Glissement des consommations
Pour continuer à vivre comme avant et combler la recherche du plaisir, qui lui n’attend pas, se sont mis en place des substituts pour les accrocs aux jeux de hasard et de
paris sportifs:
Le poker et autres
jeux d'argent en ligne a remplacé les sorties au casino. Les matchs sportifs étant suspendus, les jeux de grattage et autre loto ont pris le relai. Les
machines à sous en ligne ont, quant à elles, assouvi les besoins impérieux de tous, vu la progression de cette pratique ludique et qui permet souvent de remporter petits et gros jackpots.
La situation de crise liée au coronavirus bousculant les habitudes, certains ont dépassé leurs limites et perdu des milliers d’euros en voulant jouer à tout prix.
En cause, l’absence d’encadrement social, comme l’explique Lucia Romo, psychologue spécialiste des addictions. C’est surtout la consommation compulsive qui a pris le relai de la consommation plus réfléchie. Les
compétitions de sports virtuels nottamment, ont connu un essor impressionnant.
Nouveaux comportements?
Le confinement a été le laboratoire d’inventions (coronapéro ou apéro Skype, application StopCovid), mais aussi de découvertes sur soi et sur le monde, sur notre rapport à la nature. Retrouver notre part de rêve, rééquilibrer notre mode de consommation pourrait être les nouveaux maîtres mots. Plus que des nouveaux comportements, la période du confinement a été propice au surgissement de nouveaux questionnements et règles du jeu: sur les libertés individuelles, le numérique.

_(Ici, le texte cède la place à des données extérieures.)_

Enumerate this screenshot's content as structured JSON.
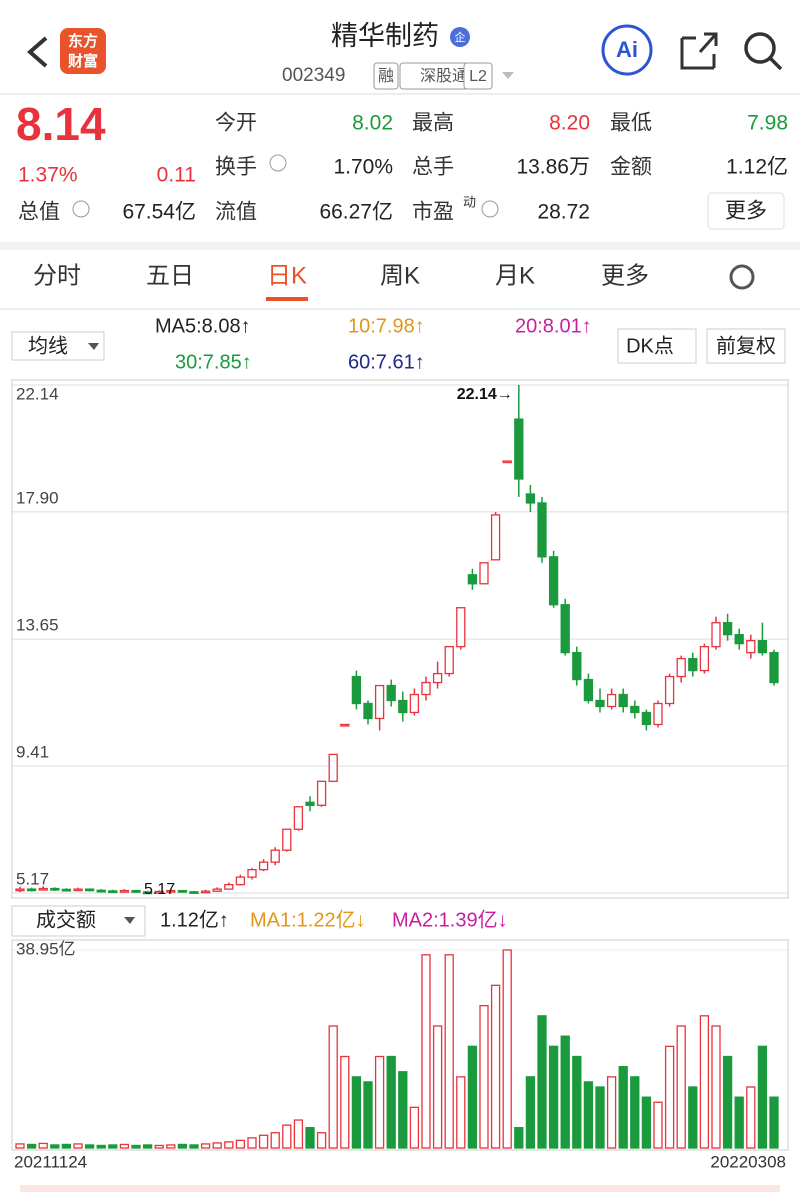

Quel changement le confinement a mis en lumière? Notre côté obscur ou notre besoin d’équilibre? Dans ce climat anxyogène, il y a des personnes qui ont épargné et se sont épargnées. Paradoxalement, pour les plus accros, la période de confinement a pu rimer avec abstinence aux jeux. S’abstenant de céder aux tentations, comme pour combattre de vieux démons, elles en ont profité pour surmonter leurs addictions. Ne plus aller au casino a pu être salvateur pour certains et se lancer le défi du sevrage forcé. Reconsidérer sa consommation, la réguler, a pu redonner espoir.
Se refaire après le confinement
Mais l’”après” suscite de nouvelles peurs: la peur de retomber dans des facilités ou des engrenages. Lucia Romo, psychologue spécialiste des addictions, craint que les joueurs ayant perdu beaucoup d’argent, cherchent à se refaire lors du déconfinement, succombant à une tentation plus forte, à un phénomène de rebond. L’aggravation des phénomènes d’addictions pourrait se révéler un souci de santé publique, en creusant le trou de la sécurité sociale. Il est important que les employeurs prennent conscience des risques d’addiction qui touchent les télétravailleurs livrés à eux-mêmes.
Le bilan de ce confinement peut être nuancé entre pertes d’argent mais prise de poids, équilibre entre élan de vie et protection. Reprendre les paris sportifs est un enjeu vital pour les opérateurs de jeu en ligne mais aussi pour les joueurs. L’Autorité Nationale des Jeux aura son rôle à jouer dans la prévention des addictions. “Joueurs Info Service” au 09 74 75 13 13, pour vous aider.